Я не захотел стать на проторенную дорожку и был наказан: получил расстрел с заменой десятью годами и «центральный запрет». Значение этого термина выяснилось только впоследствии.
На все про все потребовалось около 4-х месяцев.
Только в конце апреля мы оказались в поезде, мчавшем нас в Соловки.
Ехать было очень удобно. Этап разместили не в специальных арестантских «столыпинских» вагонах, а, по «нехватке последних, — в обычных классных. Только окна были взяты в решетки, да в тамбурах стояли часовые.
У каждого была своя полка, еды вдоволь, народ очень хороший.
Я не знал своих однодельцев да и не желал их разыскивать и примкнул к группе морских офицеров, тоже высланных в Соловки. Народ все умный, бывалый, интересный!
Среди них меня особенно привлекали двое: высокий лейтенант Ростовцев, с голландской бородкой, даже в этапных условиях сохранивший почти элегантную внешность, чудесный собеседник, знаток истории морских сражений. Он ко всему относился с веселым скептизмом, хорошо рассказывал исторические анекдоты, в частности, как Нельсон, не желая отступать перед флотом противника, приставил трубку к слепому глазу и воскликнул: «Клянусь святым Патриком, я не вижу врага!» Во всем поведении и жизненной философии Ростовцева было что-то, вызывающее в памяти этот эпизод. Другой — Романов, худощавый, не очень сразу заметный, с карими спокойными глазами, лет сорока, преподаватель морского училища. Редко бывают более образованные, по-настоящему интеллигентные люди. Изъездил он полсвета, обо всем судил спокойно, широко, как будто слегка над событиями. К ним примкнул, хотя первое время робел и стеснялся, простодушный и привлекательный своей молодой застенчивостью матрос Жогин, где-то о чем-то неудачно высказавшийся и получивший, как и все, облыжно свои десять лет. Мы долго жили «коммуной» и только в Соловках попали сначала в разные бараки, а потом на разные острова.
Противоположность морякам являл собой пехотный командир Чеботарев. Полный, молодой, лет тридцати с небольшим, он часто подсаживался ко мне, охал, даже плакал и говаривал:
— Нам с вами особенно тяжело, — намекая на полученные нами «вышки».
Когда я пытался выяснить, что же именно его особенно удручает, то всегда оказывалось, что дело сводится к домашнему уюту и привычной обстановке. Он утешился почти сразу по прибытии в лагерь: стал одним из командиров охраны, растолстел, грустить перестал и с простыми заключенными обращался без снисхождения. Меня при встрече не узнал.
В начале мая мы были уже на Кемском пересыльном пункте, Кемперпункте, по-лагерному.
Пункт имел все существенные признаки концлагеря: вышки с часовыми по углам, колючая проволока вокруг, внутри большие дощатые бараки рядами: внутри бараков — сплошные двухэтажные нары.

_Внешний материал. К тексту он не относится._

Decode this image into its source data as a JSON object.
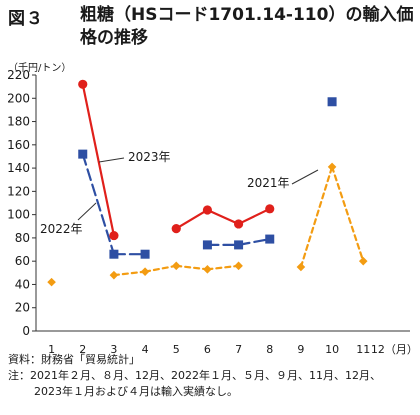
{
  "figure": {
    "label": "図３",
    "title": "粗糖（HSコード1701.14-110）の輸入価格の推移",
    "unit": "（千円/トン）"
  },
  "notes": {
    "source": "資料：財務省「貿易統計」",
    "note_line1": "注：2021年２月、８月、12月、2022年１月、５月、９月、11月、12月、",
    "note_line2": "2023年１月および４月は輸入実績なし。"
  },
  "chart_data": {
    "type": "line",
    "title": "粗糖（HSコード1701.14-110）の輸入価格の推移",
    "ylabel": "（千円/トン）",
    "xlabel": "（月）",
    "x": [
      1,
      2,
      3,
      4,
      5,
      6,
      7,
      8,
      9,
      10,
      11,
      12
    ],
    "x_tick_labels": [
      "1",
      "2",
      "3",
      "4",
      "5",
      "6",
      "7",
      "8",
      "9",
      "10",
      "11",
      "12（月）"
    ],
    "ylim": [
      0,
      220
    ],
    "y_ticks": [
      0,
      20,
      40,
      60,
      80,
      100,
      120,
      140,
      160,
      180,
      200,
      220
    ],
    "grid": false,
    "series": [
      {
        "name": "2021年",
        "color": "#f39c12",
        "marker": "diamond",
        "line_style": "dashed",
        "values": [
          42,
          null,
          48,
          51,
          56,
          53,
          56,
          null,
          55,
          141,
          60,
          null
        ]
      },
      {
        "name": "2022年",
        "color": "#2e4fa3",
        "marker": "square",
        "line_style": "long-dashed",
        "values": [
          null,
          152,
          66,
          66,
          null,
          74,
          74,
          79,
          null,
          197,
          null,
          null
        ]
      },
      {
        "name": "2023年",
        "color": "#e0201b",
        "marker": "circle",
        "line_style": "solid",
        "values": [
          null,
          212,
          82,
          null,
          88,
          104,
          92,
          105,
          null,
          null,
          null,
          null
        ]
      }
    ]
  }
}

Одним только Кемперпункт отличался от настоящего лагеря: большой текучестью населения. Все время прибывали новые партии заключенных, разъезжались на места старые.
Лагерь был расположен на голых, плоских, серых, местами поросших вереском скалах. Местность унылая, угрюмая, однообразная. Рядом за проволокой, в изумительной, особенной северной красоте расстилалось Белое море. В одном месте, в просвете между бараками, видна была уходящая в мглистую даль его какая-то до странности белесая, таинственная и до боли в сердце чарующая красота.
Лагерник, как и солдат, не живет в праздности, следующий же день нас вывели за проволоку, на работу. Я с моряками попал на «бревна». Это значило, что мы должны были вытаскивать из воды крючьями бревна, протаскивать их вверх по берегу и складывать в штабеля.
На следующий день мы перетаскивали штабеля с места на место. Работа явно носила педагогический характер. Но мы были молоды, здоровы, веселы и сыты, а чувство юмора делало нестрашной и эту работу.
Очень хорошо было то, что, начиная с Кемперпункта и при всех дальнейших продвижениях по лагерям — а было их много, — нас содержали в чистоте. Немедленно по прибытии в новое место отправляли в баню, шпарили и жарили верхнюю одежду, меняли белье. Несколько раз в начале лагерной жизни выходило так, что эти процедуры случались по два раза в день, и остряки называли это «пытка баней».
Здесь от живых свидетелей мы наслышались о недавнем соловецком прошлом, о 29-м годе. О том, как вновь прибывающих встречали фразой:, «Здесь республика не Советская, а Соловецкая», и: «Вы присланы сюда не для исправления, а для уничтожения». О том, как ставили людей зимой переливать ведрами воду в море из одной проруби в другую, «пока все не перельете», как сажали людей спать на жердочках, заставляя держаться руками за приделанные сверху лямки, как впрягали их в сани и гнали и погоняли до конца… и о многом другом таком же.